Sen. Tom Cotton (R-AK) thrust the New York Times‘ 1619 Project back into the spotlight when he threatened to defund schools that use it in the curriculum.

The discussion led creator Hannah Jones to admit the 1619 Project is not history, but a “work of journalism.”

The 1619 Project leads one to believe the founding of America happened in 1619 when the first slave ship arrived in Virginia. The introduction states: “No aspect of the country that would be formed here has been untouched by the years of slavery that followed.” The beginning explains:

The 1619 Project is an ongoing initiative from The New York Times Magazine that began in August 2019, the 400th anniversary of the beginning of American slavery. It aims to reframe the country’s history by placing the consequences of slavery and the contributions of black Americans at the very center of our national narrative.

Jones found a fascinating way to explain that her pet project is a work of fiction.

Read that last tweet. Why not counter the other narrative with history if that narrative is wrong? Shouldn’t the nation’s shared memory be historical facts?

Jones also said they “explicitly stated” their aims in the piece. The last sentence of the introduction (my emphasis): “On the 400th anniversary of this fateful moment, it is finally time to tell our story truthfully.”

Truthfully. When I read “truthfully” I expect facts and history.

Even if Jones wanted the 1619 Project to be a “work in journalism” she chose the wrong term. Journalism, like history, should report the truth. Not your truth. Not alternative facts.

Distorted Curriculum

Jones tweeted that her project “was never intended to supplant US history curriculum.” She had to add that it “is pretty terrible but none of these folks seem concerned about that.”

Jones won a Pulitzer for the 1619 Project. The Pulitzer Center has a website dedicated to The 1619 Project Curriculum.

If she never “intended to supplant” the curriculum then we need her to explain why the website says the project “challenges us to reframe U.S. history by marking the year when the first enslaved Africans arrived on Virginia soil as our nation’s foundational date.”

If you’re going to ignore July 4th, 1776, then you better go the beginning.

Sir Walter Raleigh began the English exploration of the New World about 100 years after Christopher Columbus. Raleigh founded the Roanoke Colony, but it did not last long.

Jamestown, VA, became the first established colony in 1607. Those people settled and did quite nice before the first slave ship came from Africa.

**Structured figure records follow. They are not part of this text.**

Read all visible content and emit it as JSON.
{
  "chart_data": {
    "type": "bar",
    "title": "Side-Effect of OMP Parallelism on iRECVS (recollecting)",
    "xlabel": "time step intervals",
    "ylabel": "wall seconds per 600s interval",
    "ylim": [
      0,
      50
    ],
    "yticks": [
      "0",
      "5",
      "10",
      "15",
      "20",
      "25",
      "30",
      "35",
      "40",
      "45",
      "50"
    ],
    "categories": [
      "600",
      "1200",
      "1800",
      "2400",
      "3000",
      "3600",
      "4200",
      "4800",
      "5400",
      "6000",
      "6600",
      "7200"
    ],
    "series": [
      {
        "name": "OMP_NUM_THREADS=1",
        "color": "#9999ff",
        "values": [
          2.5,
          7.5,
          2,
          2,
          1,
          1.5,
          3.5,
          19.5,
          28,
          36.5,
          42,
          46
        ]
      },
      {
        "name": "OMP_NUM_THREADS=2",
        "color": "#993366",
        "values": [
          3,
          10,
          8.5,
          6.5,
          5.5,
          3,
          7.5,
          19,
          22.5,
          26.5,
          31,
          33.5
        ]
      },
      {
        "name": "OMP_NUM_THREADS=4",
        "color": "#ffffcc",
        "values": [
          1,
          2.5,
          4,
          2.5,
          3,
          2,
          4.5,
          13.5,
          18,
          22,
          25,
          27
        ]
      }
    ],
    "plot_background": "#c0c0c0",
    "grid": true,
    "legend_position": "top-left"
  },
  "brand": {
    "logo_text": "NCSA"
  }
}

Oh, wait. Did I say the first slave ship? The Smithsonian Magazine published an article from Black Perspectives, which disputed the 1619 Project because the Spanish brought slaves in 1526:

Most obviously, 1619 was not the first time Africans could be found in an English Atlantic colony, and it certainly wasn’t the first time people of African descent made their mark and imposed their will on the land that would someday be part of the United States. As early as May 1616, blacks from the West Indies were already at work in Bermuda providing expert knowledge about the cultivation of tobacco. There is also suggestive evidence that scores of Africans plundered from the Spanish were aboard a fleet under the command of Sir Francis Drake when he arrived at Roanoke Island in 1586. In 1526, enslaved Africans were part of a Spanish expedition to establish an outpost on the North American coast in present-day South Carolina. Those Africans launched a rebellion in November of that year and effectively destroyed the Spanish settlers’ ability to sustain the settlement, which they abandoned a year later. Nearly 100 years before Jamestown, African actors enabled American colonies to survive, and they were equally able to destroy European colonial ventures.

The article stressed that to ignore those slaves “effectively erases the memory of many more African peoples than it memorializes.” The 1619 Project basically “silences the memory of the more than 500,000 African men, women, and children who had already crossed the Atlantic against their will, aided and abetted Europeans in their endeavors, provided expertise and guidance in a range of enterprises, suffered, died, and – most importantly – endured.”

You cannot ignore real history even if it does not fit your narrative. Go ahead and teach about 1619, but only if you present it with truth and not as a way to change the historical facts.